Un team internazionale di ricercatori ha sviluppato un metodo per prevedere la quantità di informazioni che una persona può assorbire nel corso della vita.

I ricercatori del Centro di ricerca sul cervello di Santa Barbara (USA), utilizzando la tomografia elettromagnetica, hanno raccolto immagini del cervello di soggetti ripresi mentre eseguivano semplici compiti motori. Queste «immagini» sono state poi sottoposte ad analisi con nuovi metodi computazionali.

«Volevamo trovare un modo per prevedere la quantità di informazioni che una persona può apprendere in futuro, indipendentemente dal livello in cui si trova ora» — ha condiviso il direttore del Centro per la ricerca sul cervello, professore di psicologia alla UC Santa Barbara, autore principale del progetto Scott T. Grafton (Scott T. Grafton).

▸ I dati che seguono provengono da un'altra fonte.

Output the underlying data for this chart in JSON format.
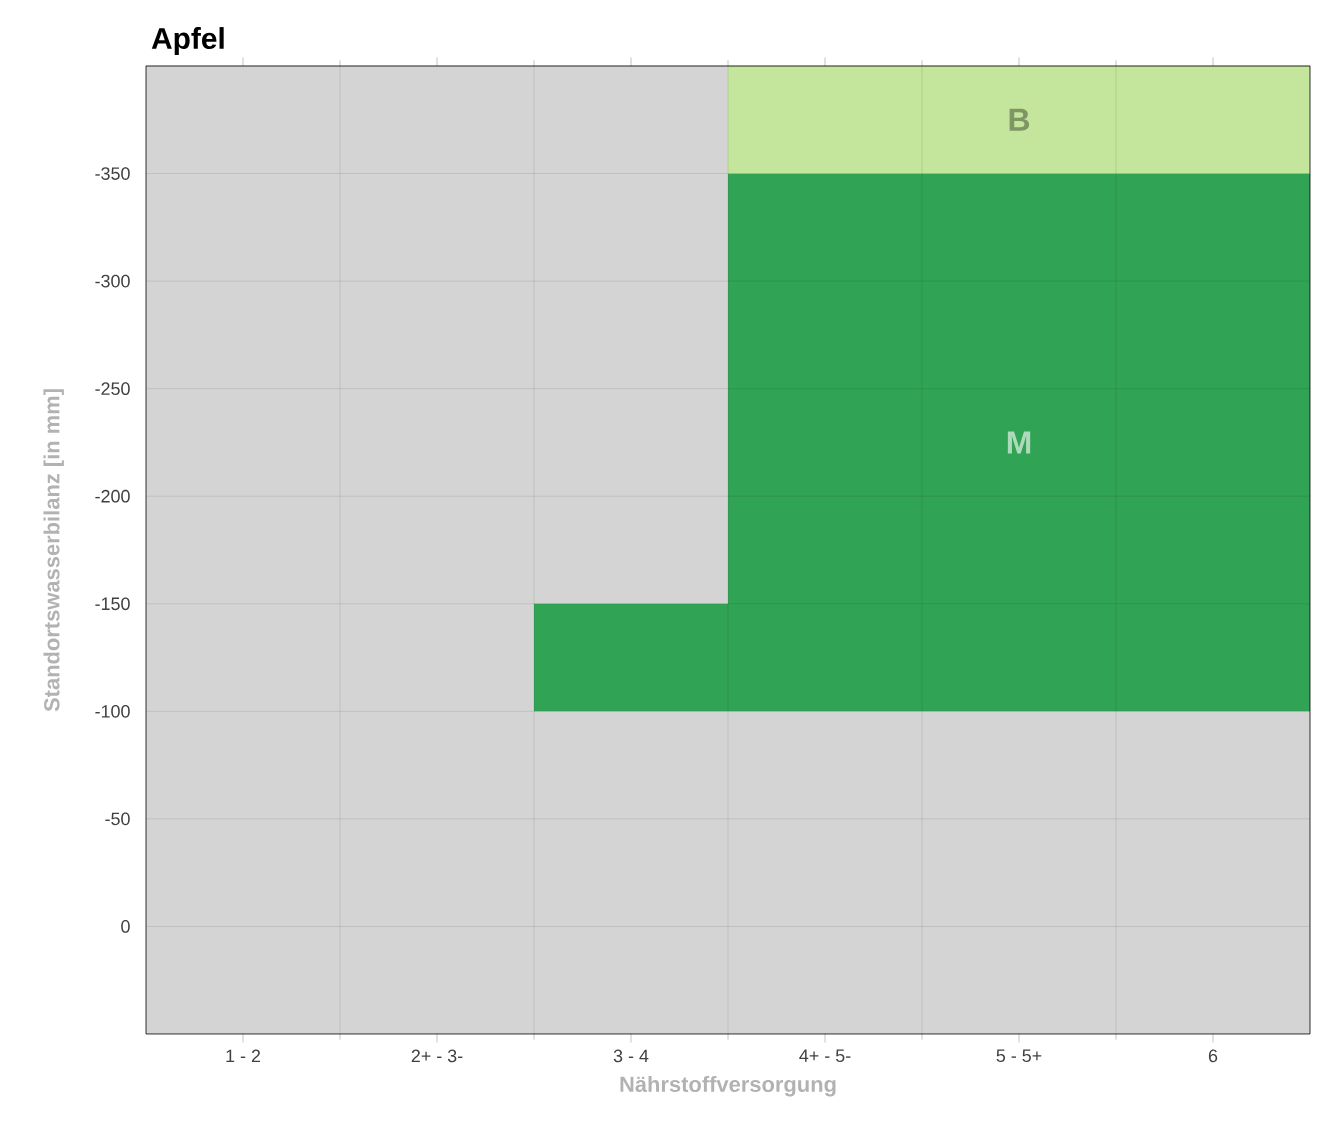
{
  "chart_data": {
    "type": "bar",
    "title": "Apfel",
    "xlabel": "Nährstoffversorgung",
    "ylabel": "Standortswasserbilanz [in mm]",
    "categories": [
      "1 - 2",
      "2+ - 3-",
      "3 - 4",
      "4+ - 5-",
      "5 - 5+",
      "6"
    ],
    "series": [
      {
        "name": "M",
        "color": "#31a354",
        "base": [
          null,
          null,
          -100,
          -100,
          -100,
          -100
        ],
        "values": [
          null,
          null,
          -50,
          -250,
          -250,
          -250
        ]
      },
      {
        "name": "B",
        "color": "#c3e59c",
        "base": [
          null,
          null,
          null,
          -350,
          -350,
          -350
        ],
        "values": [
          null,
          null,
          null,
          -50,
          -50,
          -50
        ]
      }
    ],
    "ylim": [
      50,
      -400
    ],
    "yticks": [
      0,
      -50,
      -100,
      -150,
      -200,
      -250,
      -300,
      -350
    ],
    "grid": true
  }
}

Il team di Grafton ha condotto tre serie di esperimenti in cui 18 volontari hanno premuto i pulsanti nella stessa sequenza dei tasti del pianoforte sullo schermo di fronte a loro. La sequenza doveva essere ripetuta alla massima velocità possibile. Gli scienziati hanno quindi analizzato 112 istantanee di diverse parti del cervello e hanno capito come ognuna di esse fosse correlata al compito che i partecipanti all’esperimento stavano svolgendo.

«Le parti del cervello comunicano in modo molto stretto tra loro, il che significa che formano una sorta di modulo», ha detto il coautore Daniell S. Bassett. — Ciò significa che l’attività cerebrale è condivisa tra molti di questi moduli funzionali. Il nostro compito era scoprire quanto queste connessioni influenzino la memoria».

Bassett ha spiegato che è la flessibilità di alcune parti del cervello a determinare la quantità di informazioni che ogni persona può assorbire nel corso della vita. «Cioè, se il vostro cervello è molto flessibile, sarete in grado di imparare di più rispetto a una persona con un cervello meno flessibile», ha riassunto l’esperto.